The exhibition includes exquisite sculptures and paintings which have never been on public display before. The title O Kalani translates to “from the heavens,” referencing the Hawaiian worldview of our relationship with the divine, while also acknowledging the names of both artists.
Browne is known for his large public works of art honoring historic and legendary figures, and using Hawaiian iconography in contemporary ways. The contemporary sculptor was born in Hilo and attended Kamehameha Schools, later earning a BA in studio art from the University of Redlands in 1975.
Kalahele employs an interdisciplinary approach, drawing on material from both the past and current events to create engaging art narratives.
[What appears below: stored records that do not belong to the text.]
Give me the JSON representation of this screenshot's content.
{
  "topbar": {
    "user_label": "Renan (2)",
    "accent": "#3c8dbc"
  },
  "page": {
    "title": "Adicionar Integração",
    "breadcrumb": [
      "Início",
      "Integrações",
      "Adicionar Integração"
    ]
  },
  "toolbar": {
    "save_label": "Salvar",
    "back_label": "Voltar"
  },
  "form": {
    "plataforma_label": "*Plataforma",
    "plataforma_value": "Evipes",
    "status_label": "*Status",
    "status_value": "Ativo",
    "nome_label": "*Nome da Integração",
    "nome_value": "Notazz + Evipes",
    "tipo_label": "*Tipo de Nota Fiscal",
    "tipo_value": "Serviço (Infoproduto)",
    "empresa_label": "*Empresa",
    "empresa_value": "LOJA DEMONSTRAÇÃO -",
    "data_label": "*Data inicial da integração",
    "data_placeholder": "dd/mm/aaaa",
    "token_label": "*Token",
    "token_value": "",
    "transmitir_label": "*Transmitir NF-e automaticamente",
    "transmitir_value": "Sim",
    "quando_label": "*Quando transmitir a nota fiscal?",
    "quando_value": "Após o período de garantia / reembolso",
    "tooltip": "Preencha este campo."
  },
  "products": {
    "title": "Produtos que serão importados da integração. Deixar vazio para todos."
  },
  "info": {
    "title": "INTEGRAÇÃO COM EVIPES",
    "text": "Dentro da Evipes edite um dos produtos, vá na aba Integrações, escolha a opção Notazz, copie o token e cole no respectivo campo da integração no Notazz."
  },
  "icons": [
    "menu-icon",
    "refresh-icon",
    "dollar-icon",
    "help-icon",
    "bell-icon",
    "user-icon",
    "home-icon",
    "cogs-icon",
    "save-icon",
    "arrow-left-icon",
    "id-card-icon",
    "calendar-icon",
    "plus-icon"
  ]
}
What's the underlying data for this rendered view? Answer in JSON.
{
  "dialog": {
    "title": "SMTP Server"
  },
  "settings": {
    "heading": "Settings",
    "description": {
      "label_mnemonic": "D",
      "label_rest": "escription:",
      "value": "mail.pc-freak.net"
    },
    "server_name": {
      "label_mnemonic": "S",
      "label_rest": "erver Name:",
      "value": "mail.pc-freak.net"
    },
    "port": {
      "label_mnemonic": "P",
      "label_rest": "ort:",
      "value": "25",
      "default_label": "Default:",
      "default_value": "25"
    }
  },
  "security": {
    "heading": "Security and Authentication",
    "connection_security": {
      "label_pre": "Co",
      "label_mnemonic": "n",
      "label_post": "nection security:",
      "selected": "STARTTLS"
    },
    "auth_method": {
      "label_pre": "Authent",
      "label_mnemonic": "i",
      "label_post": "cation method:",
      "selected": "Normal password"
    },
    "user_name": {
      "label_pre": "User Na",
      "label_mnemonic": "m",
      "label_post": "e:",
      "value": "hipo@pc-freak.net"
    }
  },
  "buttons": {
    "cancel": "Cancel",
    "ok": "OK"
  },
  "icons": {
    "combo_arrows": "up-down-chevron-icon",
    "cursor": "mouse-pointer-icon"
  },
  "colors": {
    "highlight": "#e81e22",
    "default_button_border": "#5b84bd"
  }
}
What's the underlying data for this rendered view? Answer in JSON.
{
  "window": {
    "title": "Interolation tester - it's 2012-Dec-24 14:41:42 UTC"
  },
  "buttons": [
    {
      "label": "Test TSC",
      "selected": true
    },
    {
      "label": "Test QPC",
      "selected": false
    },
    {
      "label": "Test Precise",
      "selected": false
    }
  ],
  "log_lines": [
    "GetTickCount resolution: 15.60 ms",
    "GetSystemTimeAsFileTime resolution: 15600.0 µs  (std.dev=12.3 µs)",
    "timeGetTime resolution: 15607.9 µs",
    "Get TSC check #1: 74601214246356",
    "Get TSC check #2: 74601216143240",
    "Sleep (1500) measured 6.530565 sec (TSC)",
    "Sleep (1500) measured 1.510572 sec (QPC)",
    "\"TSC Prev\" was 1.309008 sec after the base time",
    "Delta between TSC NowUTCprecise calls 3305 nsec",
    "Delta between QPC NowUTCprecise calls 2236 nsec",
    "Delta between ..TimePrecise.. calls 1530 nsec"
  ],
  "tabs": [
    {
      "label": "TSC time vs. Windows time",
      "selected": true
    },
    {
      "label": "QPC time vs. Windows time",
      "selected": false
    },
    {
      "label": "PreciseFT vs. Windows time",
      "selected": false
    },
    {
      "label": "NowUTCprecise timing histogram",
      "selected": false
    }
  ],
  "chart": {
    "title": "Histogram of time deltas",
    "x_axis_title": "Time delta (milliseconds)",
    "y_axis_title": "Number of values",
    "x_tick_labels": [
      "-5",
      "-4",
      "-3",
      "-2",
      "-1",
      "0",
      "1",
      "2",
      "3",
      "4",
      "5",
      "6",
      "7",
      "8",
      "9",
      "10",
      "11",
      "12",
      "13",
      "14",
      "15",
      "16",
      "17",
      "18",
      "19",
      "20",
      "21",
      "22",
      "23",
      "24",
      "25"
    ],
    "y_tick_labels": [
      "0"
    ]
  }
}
He is a native Hawaiian poet, artist, and musician whose work has appeared in anthologies of native Hawaiian literature, such as Mālama: Hawaiian Land and Water (1985), and in the journal ‘Ōiwi: A Native Hawaiian Journal.
The museum continues to prioritize and safeguard the health of the community with enhanced safety measures including requiring all guests and employees to wear masks and practice social distancing, thoroughly and regularly sanitizing all shared spaces, and monitoring both the flow and maximum capacity in our galleries and indoor spaces.
The museum’s new extended hours, launched back in July, are Thursdays from 10 a.m. to 6 p.m., Fridays and Saturdays from 10 a.m. to 9 p.m. and Sundays from 10 a.m. to 6 p.m. Tickets can be reserved in advance at honolulumuseum.org or secured at the door. The museum’s popular Pau Hana Friday evenings, which are free to Hawaii residents, will continue throughout the rest of the year every Friday from 4 – 9 p.m.